Most of the novelists moulded by such early influences have leaned rather to ideal or to glamorously or grimly romantic than to plainly realistic interpretations of life and character, and J. D. Beresford is so seldom romantic, or idealistic, so often realistically true to secular and unregenerate aspects of human nature, that, if he did not draw his clerical characters with such evident inside knowledge, you would not suspect that in his beginnings he had been subject to the limitations and repressions that necessarily obtain in an ecclesiastical household.

He was born in Castor rectory, and his father was a minor canon and precentor of Peterborough Cathedral, and, if it pleases you, you can play with a theory that the stark realism with which he handles the facts, even the uglier facts, of modern life is either a reaction from the narrow horizon that cramped his youthful days, or that the outlook of the paternal rectory was broader than the outlook of rectories usually is.

After an education at Oundel, and at King’s School, Peterborough, he was apprenticed, first to an architect in the country, then to one in London; but before long he abandoned architecture to go into an insurance office, and left that to take up a post with W. H. Smith & Son, in the Strand where he became a sort of advertising expert and was placed at the head of a bookselling department with a group of country travellers under his control.

Before he was half-way through his teens, he had been writing stories which were not published and can never now be brought against him, for he is shrewdly self-critical and all that juvenilia has been ruthlessly destroyed.
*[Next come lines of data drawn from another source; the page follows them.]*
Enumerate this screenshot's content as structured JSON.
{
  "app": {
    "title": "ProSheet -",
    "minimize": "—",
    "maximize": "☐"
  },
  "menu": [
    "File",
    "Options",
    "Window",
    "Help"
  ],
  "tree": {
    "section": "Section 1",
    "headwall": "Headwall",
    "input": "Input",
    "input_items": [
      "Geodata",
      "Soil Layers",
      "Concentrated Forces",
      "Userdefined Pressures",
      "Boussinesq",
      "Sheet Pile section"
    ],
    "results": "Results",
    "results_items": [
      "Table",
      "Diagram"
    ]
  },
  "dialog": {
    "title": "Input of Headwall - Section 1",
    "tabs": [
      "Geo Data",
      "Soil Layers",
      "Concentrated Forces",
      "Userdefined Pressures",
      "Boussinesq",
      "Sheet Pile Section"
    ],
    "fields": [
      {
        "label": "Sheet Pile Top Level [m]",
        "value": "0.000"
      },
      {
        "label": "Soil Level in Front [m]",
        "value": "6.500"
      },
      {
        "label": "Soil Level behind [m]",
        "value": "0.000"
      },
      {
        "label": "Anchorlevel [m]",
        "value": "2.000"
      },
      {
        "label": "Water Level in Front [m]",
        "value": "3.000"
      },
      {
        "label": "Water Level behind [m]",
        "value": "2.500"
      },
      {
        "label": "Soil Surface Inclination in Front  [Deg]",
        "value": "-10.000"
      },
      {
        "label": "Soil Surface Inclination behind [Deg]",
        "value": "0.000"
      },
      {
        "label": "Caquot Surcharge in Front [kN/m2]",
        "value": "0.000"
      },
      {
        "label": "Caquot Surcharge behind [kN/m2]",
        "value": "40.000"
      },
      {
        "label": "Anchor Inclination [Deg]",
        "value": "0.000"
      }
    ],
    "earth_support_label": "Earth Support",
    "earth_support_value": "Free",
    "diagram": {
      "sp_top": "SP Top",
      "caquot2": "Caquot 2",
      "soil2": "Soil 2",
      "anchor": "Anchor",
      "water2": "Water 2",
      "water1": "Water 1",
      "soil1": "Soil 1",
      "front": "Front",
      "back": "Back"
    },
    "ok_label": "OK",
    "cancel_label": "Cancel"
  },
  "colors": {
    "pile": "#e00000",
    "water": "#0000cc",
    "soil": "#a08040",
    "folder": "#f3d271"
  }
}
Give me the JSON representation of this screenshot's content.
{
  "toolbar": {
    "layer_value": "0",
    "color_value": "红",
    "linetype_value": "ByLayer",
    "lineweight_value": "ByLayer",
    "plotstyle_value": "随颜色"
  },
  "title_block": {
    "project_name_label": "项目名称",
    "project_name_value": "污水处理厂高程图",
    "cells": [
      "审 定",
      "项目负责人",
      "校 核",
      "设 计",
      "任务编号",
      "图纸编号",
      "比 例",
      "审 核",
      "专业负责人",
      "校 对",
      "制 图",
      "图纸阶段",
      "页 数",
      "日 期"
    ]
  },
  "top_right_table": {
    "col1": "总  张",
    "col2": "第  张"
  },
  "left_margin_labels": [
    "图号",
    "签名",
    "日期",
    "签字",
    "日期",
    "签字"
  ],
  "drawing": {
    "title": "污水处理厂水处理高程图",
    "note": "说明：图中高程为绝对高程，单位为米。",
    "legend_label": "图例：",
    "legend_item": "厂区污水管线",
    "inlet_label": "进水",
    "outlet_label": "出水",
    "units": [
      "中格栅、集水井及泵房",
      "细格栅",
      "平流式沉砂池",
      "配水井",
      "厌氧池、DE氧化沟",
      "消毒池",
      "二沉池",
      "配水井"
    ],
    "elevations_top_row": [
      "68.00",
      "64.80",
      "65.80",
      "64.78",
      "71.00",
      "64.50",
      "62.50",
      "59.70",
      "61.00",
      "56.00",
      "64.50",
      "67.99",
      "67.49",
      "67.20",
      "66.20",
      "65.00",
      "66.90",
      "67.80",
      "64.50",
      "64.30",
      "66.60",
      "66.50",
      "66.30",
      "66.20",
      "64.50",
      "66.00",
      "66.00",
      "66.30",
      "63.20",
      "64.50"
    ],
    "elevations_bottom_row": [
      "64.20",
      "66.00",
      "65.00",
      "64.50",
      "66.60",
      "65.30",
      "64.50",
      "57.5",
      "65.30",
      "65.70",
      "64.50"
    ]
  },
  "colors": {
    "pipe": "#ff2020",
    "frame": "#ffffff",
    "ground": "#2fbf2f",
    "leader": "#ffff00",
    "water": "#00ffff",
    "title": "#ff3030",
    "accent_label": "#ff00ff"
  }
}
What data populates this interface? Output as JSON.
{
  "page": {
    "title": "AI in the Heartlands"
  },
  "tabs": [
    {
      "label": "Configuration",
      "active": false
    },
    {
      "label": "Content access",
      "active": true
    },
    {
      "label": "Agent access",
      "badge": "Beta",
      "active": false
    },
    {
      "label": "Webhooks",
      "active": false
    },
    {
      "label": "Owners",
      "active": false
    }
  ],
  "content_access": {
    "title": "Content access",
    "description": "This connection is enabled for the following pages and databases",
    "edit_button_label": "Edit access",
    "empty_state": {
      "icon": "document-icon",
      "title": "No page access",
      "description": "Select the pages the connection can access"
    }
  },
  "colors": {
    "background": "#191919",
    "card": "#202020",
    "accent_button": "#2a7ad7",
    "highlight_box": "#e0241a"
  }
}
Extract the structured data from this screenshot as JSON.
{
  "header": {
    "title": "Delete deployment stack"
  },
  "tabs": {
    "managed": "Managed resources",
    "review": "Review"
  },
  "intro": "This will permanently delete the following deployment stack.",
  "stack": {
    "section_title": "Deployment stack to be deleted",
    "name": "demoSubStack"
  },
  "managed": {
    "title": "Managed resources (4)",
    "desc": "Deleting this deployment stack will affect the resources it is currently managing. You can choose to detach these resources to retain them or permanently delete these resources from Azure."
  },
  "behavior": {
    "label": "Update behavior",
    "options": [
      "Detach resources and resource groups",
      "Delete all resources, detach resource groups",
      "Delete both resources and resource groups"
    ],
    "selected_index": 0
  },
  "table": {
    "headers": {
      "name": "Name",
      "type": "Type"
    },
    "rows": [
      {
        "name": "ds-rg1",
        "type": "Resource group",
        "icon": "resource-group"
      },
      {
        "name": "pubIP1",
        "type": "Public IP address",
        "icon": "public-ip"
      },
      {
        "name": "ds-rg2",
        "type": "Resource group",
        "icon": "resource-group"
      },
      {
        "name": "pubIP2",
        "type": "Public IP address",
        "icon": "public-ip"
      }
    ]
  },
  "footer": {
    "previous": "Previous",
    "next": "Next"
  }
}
He was contributing to Punch in 1908, and a little later had become a reviewer on the staff of that late and much lamented evening paper the Westminster Gazette. Among the destroyed juvenilia was more than one novel. In what leisure he could get from his advertising and reviewing, he was busy on another which was not destined to that inglorious end. For though “Jacob Stahl” was rejected by the first prominent publisher to whom it was offered, because, strangely enough, he considered it old-fashioned, it was promptly accepted by the second, and its publication in 1911 was the real beginning of Beresford’s literary career. Had it been really old-fashioned, it would have delighted the orthodox reading public, which is always the majority, but its appeal was rather to the new and more advanced race of readers, and though its sales were not astonishing, its mature narrative skill and sound literary qualities were unhesitatingly recognized by the discriminating; it gave him a reputation, and has held its ground and gone on selling steadily ever since. One felt the restrained power of the book, alike in the narrative and in the intimate realization of character; its careful artistry did not bid for popularity, but it ranked its author, at once, as a novelist who was considerably more than the mere teller of a readable tale.

“Jacob Stahl” was the first volume in a trilogy (the other two being “A Candidate for Truth” and “The Invisible Event”)—a trilogy which unfolds a story of common life that might easily have been throbbing with sentiment and noisy with melodramatic sensation; in Mr. Beresford’s reticent hands, however, it is never overcharged with either, but is touched only with the natural emotions, subdued excitements, unexaggerated poignancies of feeling that are experienced by such men and women as we know in the world as we know it.